This year, women killed it at the Rio Olympics! Katie Ledecky and Simone Biles are just two big names when it comes to the power and prowess of 2016 female Olympians. But, how are they doing it? Hours of training is a big, obvious answer, but it also has to do with their diet.
Olympians have a well-rounded diet, but focus on protein foods. These foods are very important: they help build and strengthen bones, nails, muscle, hair, skin, cells, and enzymes. Of course, the bones and muscles are important for Olympians, but really, it’s important for anyone wanting to live a healthy life. Protein can also improve body composition, eliminate hunger, improve cardiovascular health, improve sleep patterns, improve blood pressure, and reduce body fat.
For women to have a healthy diet with protein, they should intake two daily servings for a total of 5-6 ounces of protein. It is actually pretty easy to do so.
Have Protein with Breakfast
Make sure that you eat breakfast every day. Simone says that she typically eats Kellogg’s Red Berries or egg whites. Egg whites are filled with protein. There are protein powder form egg whites if you prefer shakes in the morning.
Eat Organic Proteins with Every Meal
Proteins come in many shapes, sizes, and forms: fish, poultry, nuts, whole grains, and beans.

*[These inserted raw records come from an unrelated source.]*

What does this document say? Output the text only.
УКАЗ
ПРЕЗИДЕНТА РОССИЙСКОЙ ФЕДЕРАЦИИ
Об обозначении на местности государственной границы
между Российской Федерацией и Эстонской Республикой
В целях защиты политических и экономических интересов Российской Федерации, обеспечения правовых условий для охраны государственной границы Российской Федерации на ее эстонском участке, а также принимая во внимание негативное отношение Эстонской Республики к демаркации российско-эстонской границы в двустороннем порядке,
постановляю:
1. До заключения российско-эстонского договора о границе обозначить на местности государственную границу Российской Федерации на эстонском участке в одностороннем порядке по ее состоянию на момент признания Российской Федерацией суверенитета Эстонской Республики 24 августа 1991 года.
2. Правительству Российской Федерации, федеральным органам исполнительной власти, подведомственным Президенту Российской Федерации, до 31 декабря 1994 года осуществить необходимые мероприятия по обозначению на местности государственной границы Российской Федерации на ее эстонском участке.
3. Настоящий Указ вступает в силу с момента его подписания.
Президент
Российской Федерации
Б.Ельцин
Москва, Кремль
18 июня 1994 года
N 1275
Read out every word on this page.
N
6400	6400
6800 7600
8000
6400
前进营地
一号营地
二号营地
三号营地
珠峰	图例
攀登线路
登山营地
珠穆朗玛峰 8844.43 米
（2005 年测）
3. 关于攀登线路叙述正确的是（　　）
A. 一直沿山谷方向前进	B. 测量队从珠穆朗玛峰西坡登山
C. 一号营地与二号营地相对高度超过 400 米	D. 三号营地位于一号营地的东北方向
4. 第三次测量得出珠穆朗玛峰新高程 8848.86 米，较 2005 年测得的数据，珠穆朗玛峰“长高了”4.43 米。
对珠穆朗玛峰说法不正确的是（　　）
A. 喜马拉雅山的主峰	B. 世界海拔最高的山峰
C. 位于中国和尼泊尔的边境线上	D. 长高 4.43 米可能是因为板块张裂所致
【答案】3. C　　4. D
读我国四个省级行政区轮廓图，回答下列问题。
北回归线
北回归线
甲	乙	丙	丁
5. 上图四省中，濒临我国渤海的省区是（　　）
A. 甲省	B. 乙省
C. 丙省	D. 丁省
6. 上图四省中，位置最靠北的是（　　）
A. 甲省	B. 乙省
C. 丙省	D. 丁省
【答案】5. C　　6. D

Proteins can be the entrée of your meal: baked fish or chicken. Or, it could be a side: barbecue beans or a piece of whole-grain bread. However, to maintain a healthy diet, make sure that 30% of the proteins you intake are lean. This includes fish, lean meats like chicken, beans, and organic dairy.
Have a Pre-Workout and/or Post-Workout Snack
Bananas and peanut butter are a good idea because they help with muscle cramps that you might get during your workout. Simone mentions that she drinks a recovery drink filled with protein. Protein drinks are great to have post-workout because liquid is a lot easier to digest after a good workout. Whey protein powders and shakes are some of the best on the market because of how effective it is with muscle building. They also provide antioxidants to help your body. The other option is to angel dust v2 your pre-workout with a supplement designed to accelerate your concentration and energy level to the extreme.

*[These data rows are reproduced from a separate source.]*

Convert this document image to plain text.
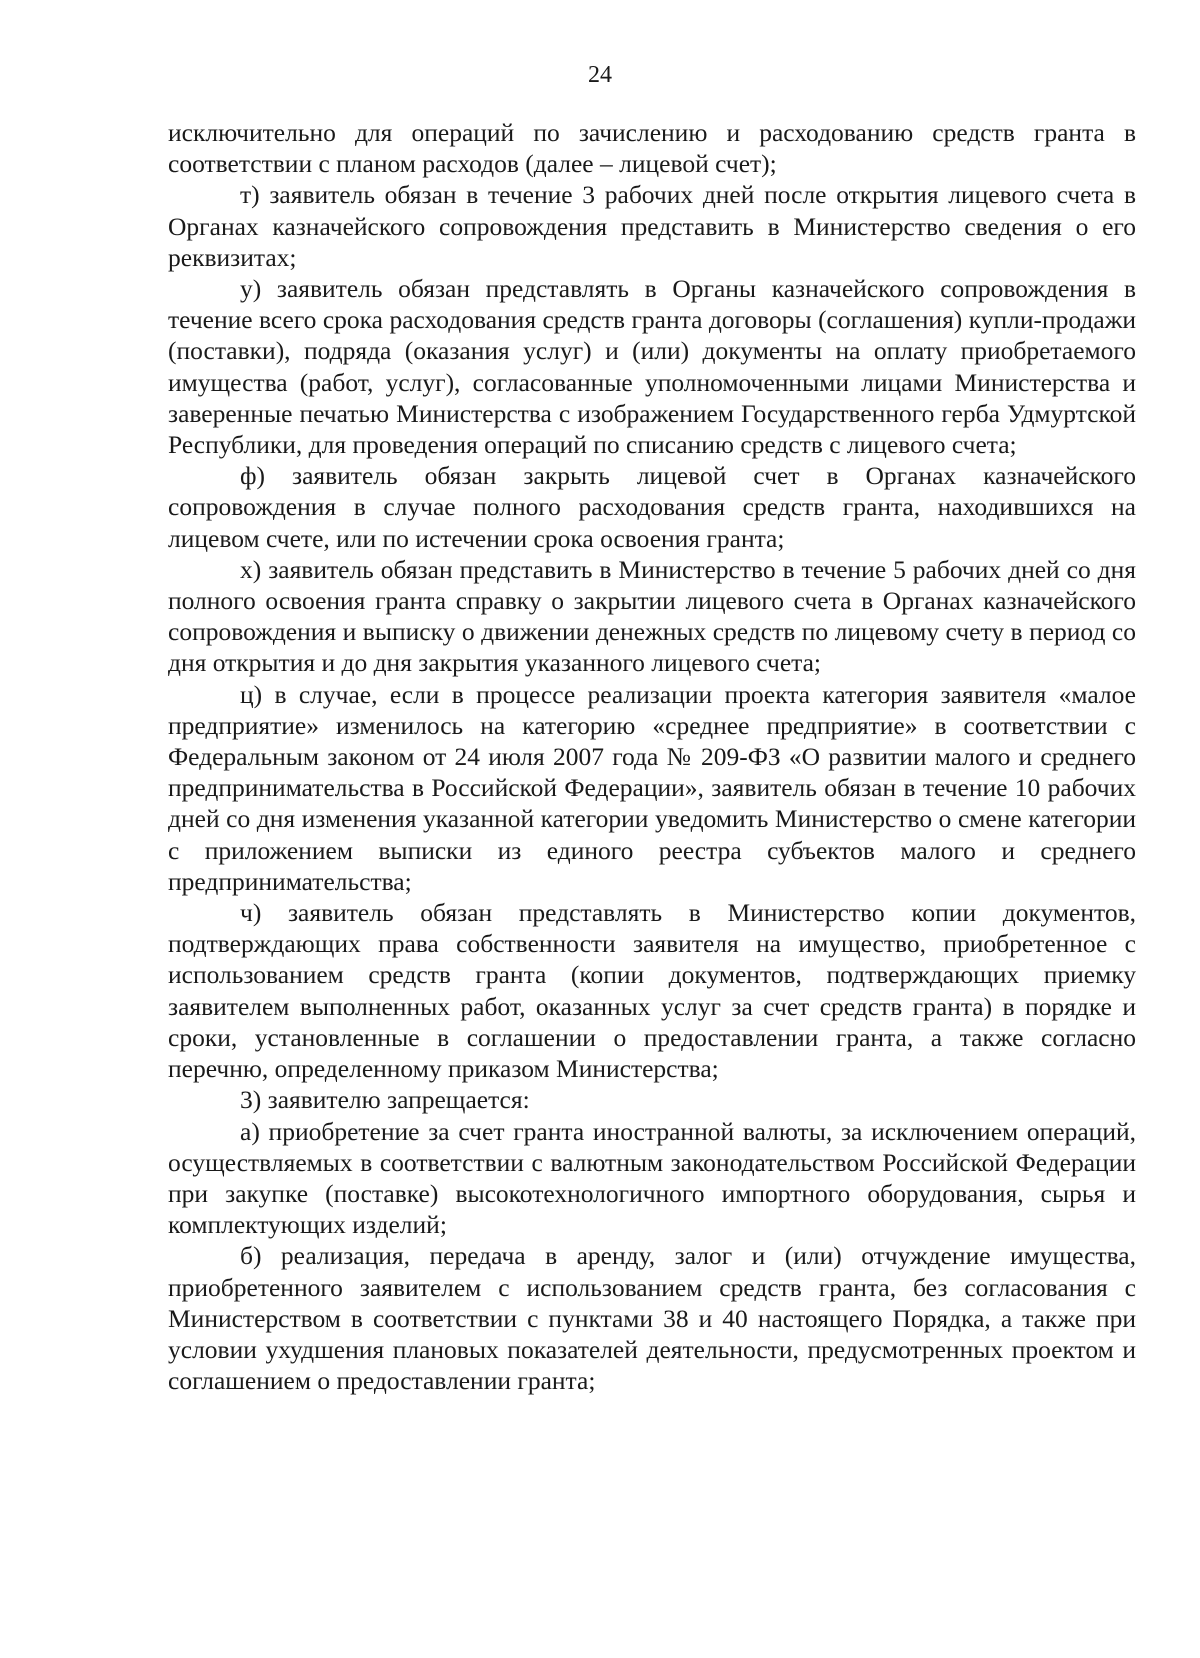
24

исключительно для операций по зачислению и расходованию средств гранта в соответствии с планом расходов (далее – лицевой счет);

т) заявитель обязан в течение 3 рабочих дней после открытия лицевого счета в Органах казначейского сопровождения представить в Министерство сведения о его реквизитах;

у) заявитель обязан представлять в Органы казначейского сопровождения в течение всего срока расходования средств гранта договоры (соглашения) купли-продажи (поставки), подряда (оказания услуг) и (или) документы на оплату приобретаемого имущества (работ, услуг), согласованные уполномоченными лицами Министерства и заверенные печатью Министерства с изображением Государственного герба Удмуртской Республики, для проведения операций по списанию средств с лицевого счета;

ф) заявитель обязан закрыть лицевой счет в Органах казначейского сопровождения в случае полного расходования средств гранта, находившихся на лицевом счете, или по истечении срока освоения гранта;

х) заявитель обязан представить в Министерство в течение 5 рабочих дней со дня полного освоения гранта справку о закрытии лицевого счета в Органах казначейского сопровождения и выписку о движении денежных средств по лицевому счету в период со дня открытия и до дня закрытия указанного лицевого счета;

ц) в случае, если в процессе реализации проекта категория заявителя «малое предприятие» изменилось на категорию «среднее предприятие» в соответствии с Федеральным законом от 24 июля 2007 года № 209-ФЗ «О развитии малого и среднего предпринимательства в Российской Федерации», заявитель обязан в течение 10 рабочих дней со дня изменения указанной категории уведомить Министерство о смене категории с приложением выписки из единого реестра субъектов малого и среднего предпринимательства;

ч) заявитель обязан представлять в Министерство копии документов, подтверждающих права собственности заявителя на имущество, приобретенное с использованием средств гранта (копии документов, подтверждающих приемку заявителем выполненных работ, оказанных услуг за счет средств гранта) в порядке и сроки, установленные в соглашении о предоставлении гранта, а также согласно перечню, определенному приказом Министерства;

3) заявителю запрещается:

а) приобретение за счет гранта иностранной валюты, за исключением операций, осуществляемых в соответствии с валютным законодательством Российской Федерации при закупке (поставке) высокотехнологичного импортного оборудования, сырья и комплектующих изделий;

б) реализация, передача в аренду, залог и (или) отчуждение имущества, приобретенного заявителем с использованием средств гранта, без согласования с Министерством в соответствии с пунктами 38 и 40 настоящего Порядка, а также при условии ухудшения плановых показателей деятельности, предусмотренных проектом и соглашением о предоставлении гранта;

If you’re a vegan, don’t worry. You can still get your daily recommend amount of protein. Beans and nuts are the best way to go. Create your own homemade peanut butter or bean burgers. Use vegan protein powders and shakes for your pre- and post-workout snacks. Soy protein can even be found in dressings and soups. Soy protein are based on soy beans which have almost no fat or cholesterol, which makes it smart for those with heart or blood conditions. For those who have a milk allergy or are vegan, you can even get soy protein shakes anywhere for $9-20 a bottle anywhere from 10-30 ounces!
Always be careful about how much protein you focus on putting in your diet! If you consume too much protein on a daily basis, you are putting your health at risk. Remember, eat all things in moderation and make smart choices. Even Simone has a cheat day and eats pepperoni pizza after competitions!
If you get yourself on a well balanced protein diet, you’ll be leaving a lot of people in the dust because you’ve got the perfect amount of energy and strength to make it through the obstacle course of life.